Zwei rechts, zwei links


Suhrkamp
Berlin 2017
ISBN 9783518468142

Zwei rechts, zwei links. Geschichten vom Stricken

Ich war zehn oder elf Jahre alt, als ich stricken lernte, das erste größere Stück – zumindest das, an das ich mich erinnere – war ein hellblauer Rollkragenpullover aus recht dicker Wolle, so etwas hieß damals Skipullover. Meine Mutter strickte den Gleichen in Senfgelb für sich. Wenn wir zusammen spazieren gingen, wusste ich vor Stolz kaum wohin mit mir.

Das Stricken und ich, wir sind wie Schulfreundinnen, die sich nie ganz aus dem Blick verloren haben. Hin und wieder gab es Pausen, die Jahre dauern konnten, aber wir fanden immer wieder zusammen. Und in all den Jahren habe ich erlebt, mit welch milder Abschätzigkeit unsere Gesellschaft auf das Handstricken und in der Konsequenz auch auf Strickerinnen blickt. Immer liegt das Wort Weiberkram in der Luft, und das ist, wie wir alle wissen, per se schon abwertend. Dahinter steht, wie bei Vorurteilen üblich, Ahnungslosigkeit. Etwa ein halbes Jahrhundert habe ich mir das angehört, bis ich es wirklich und endlich und sehr gründlich leid war. So begann dieses Buch, das die Geschichte des Strickens und Facetten des Handwerks erzählen und damit auch eine Ehrenrettung des Strickens werden sollte.
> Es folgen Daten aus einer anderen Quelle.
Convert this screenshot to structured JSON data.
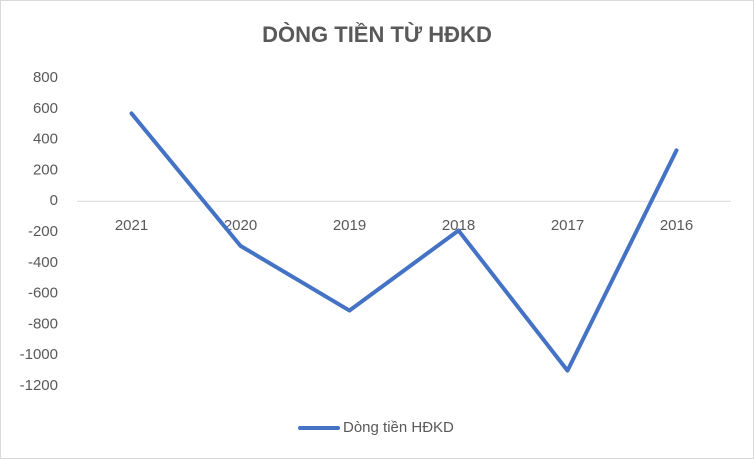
{
  "chart_data": {
    "type": "line",
    "title": "DÒNG TIỀN TỪ HĐKD",
    "categories": [
      "2021",
      "2020",
      "2019",
      "2018",
      "2017",
      "2016"
    ],
    "series": [
      {
        "name": "Dòng tiền HĐKD",
        "color": "#4472c4",
        "values": [
          570,
          -290,
          -710,
          -190,
          -1100,
          330
        ]
      }
    ],
    "ylim": [
      -1200,
      800
    ],
    "yticks": [
      -1200,
      -1000,
      -800,
      -600,
      -400,
      -200,
      0,
      200,
      400,
      600,
      800
    ],
    "grid": false,
    "legend": "bottom"
  }
}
Die Kapitel drehen sich um die Anfänge des Strickens – über die wir nichts Gesichertes wissen, auch wenn es gute Gründe für die Annahme gibt, dass sie im östlichen Mittelmeerraum liegen. Die ältesten Funde sind aus Baumwolle und Seide und so kunstfertig, dass ihnen ein sehr langer Prozess des Lernens und Ausprobierens vorangegangen sein muss. Weiter geht es mit den Handstricker-Gilden, die es seit dem 13. Jahrhundert gab und denen nur Männer angehören durften, es geht um Armutsstricken, also das Stricken meist derber Gebrauchsgegenstände, was Familien und ganzen Landstrichen ein Einkommen sicherte und manchmal sogar vor dem Verhungern rettete. Und es geht um das – wie ich es nenne – Salonstricken im späten 18. und im 19. Jahrhundert, als die Frauen des gehobenen Bürgertums ebenso unfassbar komplizierte wie nutzlose Dinge herstellten, weil ihnen der Zugang zu sinnvollen Betätigungen außer Haus verwehrt war. Es geht um die namenslosen Menschen, sicher meist Frauen, die den Zwang, für die Familie und den Verkauf eine schier endlose Flut von Gestricktem herstellen zu müssen, dennoch zu einem Feuerwerk an Kreativität nutzten, indem sie sich für relativ kurzlebige Kleidungsstücke immer neue und immer kompliziertere Muster ausdachten – so entstanden die Stricktraditionen rund um den Nordatlantik und in den baltischen Ländern.

Es geht um das Handwerk, das mit zwei Nadeln und einem (sehr) langen Faden einerseits rasch zu erlernen und unaufwendig auszuführen ist, andererseits extreme schwierig und anspruchsvoll sein kann – egal, wie gut man es beherrscht, es gibt immer noch etwas zu lernen. Es geht um die Herstellung von Wolle und das Färben, den steinigen Weg zu einem passenden Pullover, um Designerinnen und wechselnde Strickmoden, um die (nicht nur geographischen) Wege, auf denen Strickmotive aus einer Tradition in eine andere wanderten und noch heute wandern. Natürlich kommen strickende Männer vor. Ein langes Endkapitel widmet sich der Revolution, die das Internet auch für uns Strickerinnen bedeutet. Der Suhrkamp Verlag hat daraus ein sehr schönes, liebevoll gestaltetes Buch gemacht, zu dem ich einige Fotos meines Strickerinnenalltags beigesteuert habe.